Au Togo, de fortes pluies survenues les 28 et 29 juin ont provoqué de graves inondations ayant fait cinq morts, selon un bilan provisoire communiqué par les autorités. Les intempéries ont touché plusieurs localités, notamment à Lomé ainsi que dans les régions Maritime, Plateaux et Centrale, entraînant d’importants dégâts matériels et des perturbations de la circulation.
Les services de secours ont été rapidement mobilisés grâce au déclenchement du Plan d’organisation de la réponse de la sécurité civile (Plan ORSEC), coordonné par l’Agence nationale de protection civile (ANPC). Cette intervention a permis de porter assistance aux sinistrés, d’évacuer certaines zones à risque et de sécuriser les secteurs les plus touchés, en appui avec les forces de défense et de sécurité.
Les autorités précisent que ces cinq décès résultent directement des inondations provoquées par des précipitations d’une intensité exceptionnelle. Une évaluation multisectorielle est en cours afin de mesurer l’ampleur exacte des dégâts humains et matériels.
Le gouvernement a exprimé sa solidarité envers les familles des victimes et appelle les populations à renforcer les mesures de prévention, notamment le curage des caniveaux, la gestion des déchets et la libération des voies naturelles d’écoulement des eaux. Les autorités insistent sur la responsabilité collective pour limiter les risques lors de la saison des pluies.
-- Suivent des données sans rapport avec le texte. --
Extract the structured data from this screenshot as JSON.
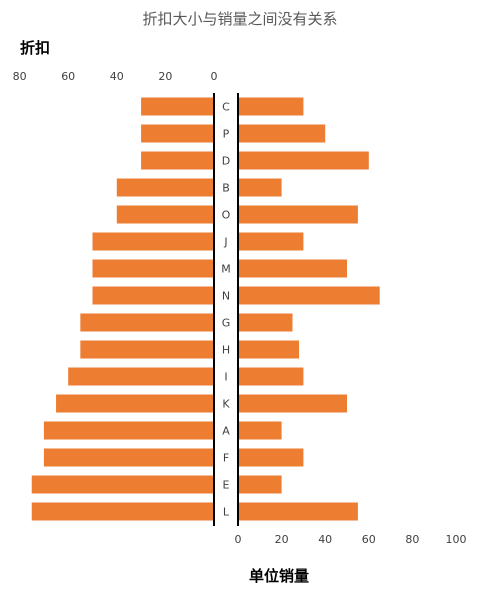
{
  "chart_data": {
    "type": "bar",
    "title": "折扣大小与销量之间没有关系",
    "left_axis_label": "折扣",
    "right_axis_label": "单位销量",
    "categories": [
      "C",
      "P",
      "D",
      "B",
      "O",
      "J",
      "M",
      "N",
      "G",
      "H",
      "I",
      "K",
      "A",
      "F",
      "E",
      "L"
    ],
    "series": [
      {
        "values": [
          30,
          30,
          30,
          40,
          40,
          50,
          50,
          50,
          55,
          55,
          60,
          65,
          70,
          70,
          75,
          75
        ]
      },
      {
        "values": [
          30,
          40,
          60,
          20,
          55,
          30,
          50,
          65,
          25,
          28,
          30,
          50,
          20,
          30,
          20,
          55
        ]
      }
    ],
    "left_ticks": [
      "80",
      "60",
      "40",
      "20",
      "0"
    ],
    "right_ticks": [
      "0",
      "20",
      "40",
      "60",
      "80",
      "100"
    ],
    "left_xlim": [
      0,
      80
    ],
    "right_xlim": [
      0,
      100
    ],
    "bar_color": "#ED7D31",
    "grid": false
  }
}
Cet épisode s’inscrit dans un contexte régional marqué par des épisodes climatiques extrêmes en Afrique de l’Ouest, où plusieurs pays font face à des inondations récurrentes. Les spécialistes alertent sur la vulnérabilité des zones urbaines, aggravée par l’urbanisation rapide et l’insuffisance des infrastructures de drainage.
Les opérations de secours se poursuivent sur le terrain et les autorités promettent un accompagnement aux populations sinistrées. Le gouvernement appelle enfin à une vigilance accrue durant toute la saison des pluies afin d’éviter de nouveaux drames liés aux intempéries.